I have to do a research papper for my finance seminar, and i want to know if you guys could give me ideas of some Research topics that could help me out, Right now im reading this research papper called “The effect of derivatives on risk and firm value”

What’s the area of Finance you are interested in?

I like derivatives but also corporate finance.

Asset pricing modesl? An easy way to answer your question would be to look through several issues of the the journal of Finance.

Sign-up on ssrn and use the advanced search. Check for papers on subjects you’re interested in written in the last year with a lot of downloads.

The thing to remember about asset pricing models is that they don’t (directly) tell you what the price of an asset is. You’d think it would, given that’s what they’re called. But they don’t.

I spent a lot of time confused about where the asset price actually is in an asset pricing model.

They just tell you the discount rate to use to price an asset (which happens to be the expected growth rate for something with a particular set of risks/characteristicss).

Also, what level of class are you doing? If a seminar can be as broad as to include corporate finance and derivatives, it is probably an undergraduate seminar. A graduate seminar would usually already be restricted to either corpfin or derivatives.

Not that there’s anything wrong with being in an undergraduate seminar. We’ve all been (or still are) undergraduates at one point…

…but telling an undergrad to go search the Journal of Finance for a research topic may be a bit too ambitious.


Here’s my suggestion:

Look at the titles of articles in the Journal of Finance, Journal of Portfolio Management, Journal of Investment Managment, and the like. If there is any hint of interest in one of those topics, then go read the abstract.
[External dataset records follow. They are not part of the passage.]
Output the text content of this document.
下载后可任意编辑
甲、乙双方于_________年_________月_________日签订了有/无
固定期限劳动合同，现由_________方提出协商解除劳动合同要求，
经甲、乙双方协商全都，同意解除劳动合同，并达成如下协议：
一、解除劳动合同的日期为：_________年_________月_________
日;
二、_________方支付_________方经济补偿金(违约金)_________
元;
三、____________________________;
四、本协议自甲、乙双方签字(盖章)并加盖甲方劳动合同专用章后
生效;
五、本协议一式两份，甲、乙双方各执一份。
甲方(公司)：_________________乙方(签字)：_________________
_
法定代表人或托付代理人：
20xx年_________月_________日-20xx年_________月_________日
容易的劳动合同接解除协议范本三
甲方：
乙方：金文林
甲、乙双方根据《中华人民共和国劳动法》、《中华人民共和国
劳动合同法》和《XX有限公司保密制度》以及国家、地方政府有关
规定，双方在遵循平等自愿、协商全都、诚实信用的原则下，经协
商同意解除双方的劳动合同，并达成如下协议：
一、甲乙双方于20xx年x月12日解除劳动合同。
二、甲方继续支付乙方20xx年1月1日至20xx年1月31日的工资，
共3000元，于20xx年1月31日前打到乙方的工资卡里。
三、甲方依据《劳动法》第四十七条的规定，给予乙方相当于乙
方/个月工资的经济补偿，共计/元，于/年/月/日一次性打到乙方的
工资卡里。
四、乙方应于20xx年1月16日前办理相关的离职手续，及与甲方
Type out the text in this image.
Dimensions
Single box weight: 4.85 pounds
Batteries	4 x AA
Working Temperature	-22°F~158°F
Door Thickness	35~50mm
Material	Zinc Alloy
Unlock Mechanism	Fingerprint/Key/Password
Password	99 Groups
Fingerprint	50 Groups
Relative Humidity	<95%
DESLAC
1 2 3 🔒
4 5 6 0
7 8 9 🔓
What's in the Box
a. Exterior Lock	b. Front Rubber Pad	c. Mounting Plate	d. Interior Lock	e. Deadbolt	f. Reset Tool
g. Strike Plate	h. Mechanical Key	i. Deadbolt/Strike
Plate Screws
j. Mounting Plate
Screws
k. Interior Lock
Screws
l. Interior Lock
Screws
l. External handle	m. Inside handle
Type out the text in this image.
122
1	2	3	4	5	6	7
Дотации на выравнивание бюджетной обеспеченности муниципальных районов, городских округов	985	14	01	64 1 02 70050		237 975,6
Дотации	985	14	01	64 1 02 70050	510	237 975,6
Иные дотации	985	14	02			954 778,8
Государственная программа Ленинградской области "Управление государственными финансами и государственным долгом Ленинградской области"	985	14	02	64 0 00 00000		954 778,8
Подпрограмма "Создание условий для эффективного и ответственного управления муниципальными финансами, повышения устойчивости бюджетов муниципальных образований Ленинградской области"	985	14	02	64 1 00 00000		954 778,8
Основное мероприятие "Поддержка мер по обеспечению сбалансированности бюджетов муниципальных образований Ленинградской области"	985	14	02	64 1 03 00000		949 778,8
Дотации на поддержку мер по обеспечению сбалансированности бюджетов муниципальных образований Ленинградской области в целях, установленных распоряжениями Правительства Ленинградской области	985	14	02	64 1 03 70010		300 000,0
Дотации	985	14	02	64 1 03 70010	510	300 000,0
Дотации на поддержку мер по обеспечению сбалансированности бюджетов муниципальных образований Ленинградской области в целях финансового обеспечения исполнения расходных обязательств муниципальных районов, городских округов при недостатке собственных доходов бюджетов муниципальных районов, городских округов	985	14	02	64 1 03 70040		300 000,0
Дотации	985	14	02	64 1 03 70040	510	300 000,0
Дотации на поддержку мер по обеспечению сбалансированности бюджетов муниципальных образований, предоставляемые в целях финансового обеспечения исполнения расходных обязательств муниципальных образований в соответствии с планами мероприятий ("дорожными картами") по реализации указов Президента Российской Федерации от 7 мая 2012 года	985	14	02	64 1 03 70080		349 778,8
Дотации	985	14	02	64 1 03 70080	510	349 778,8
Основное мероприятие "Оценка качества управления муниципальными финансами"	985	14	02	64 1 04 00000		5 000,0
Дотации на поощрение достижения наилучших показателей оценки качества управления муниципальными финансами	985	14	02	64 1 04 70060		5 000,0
If it is still interesting, then read the introduction and conclusion of the articles.

Importantly, don’t worry if you can understand the articles fully or not (though you should at least understand what it is they are studying, even if you get lost at some point in the article).

THEN, go to your professor and say “I was looking at X, Y, and Z and found these things interesting: how can I turn one of those topics into a DOABLE research paper.”

If your professor is any good, they’ll suggest a line of study that fits your abilities, and - importantly - give you some hints about how deep to go into the topic.

The key issue is that if it’s cutting-edge enough to make it into one of those journals, it is very likely too challenging for an undergrad (or even an early graduate student) to improve upon in a class paper; your professor can help you figure out how big a piece to bite off without giving yourself indigestion.

(If I’m wrong in my assumption and you are in a graduate program, then this advice still works, but you should be able to understand more of the journal articles before getting lost. The “read a few abstracts then go talk to your professor” is still useful advice).

Here is an example of an asset pricing model that uses garbage as a measure of consumption:

bchadwick is correct asking about the level of class. I took an advanced PhD class on research with professor Fama and most students in class were interested in topics of the caliber similar to the caliber of the Journal of Finance though clearly the final papers weren’t as advanced the ones in the Journal of Finance. I did empirical work and wrote a paper on persistence in performance of CTAs using Fama-McBeth regression and quintile methodology. Several students wrote a paper that tried to explain the hml factor as the premium of financial distress, another student wrote a paper about key factors in explaining returns of corporate bonds, another student wrote a paper about impact of dispersion of analysts’ forecasts on future earnings, etc. There were lots of very diverse ideas covered.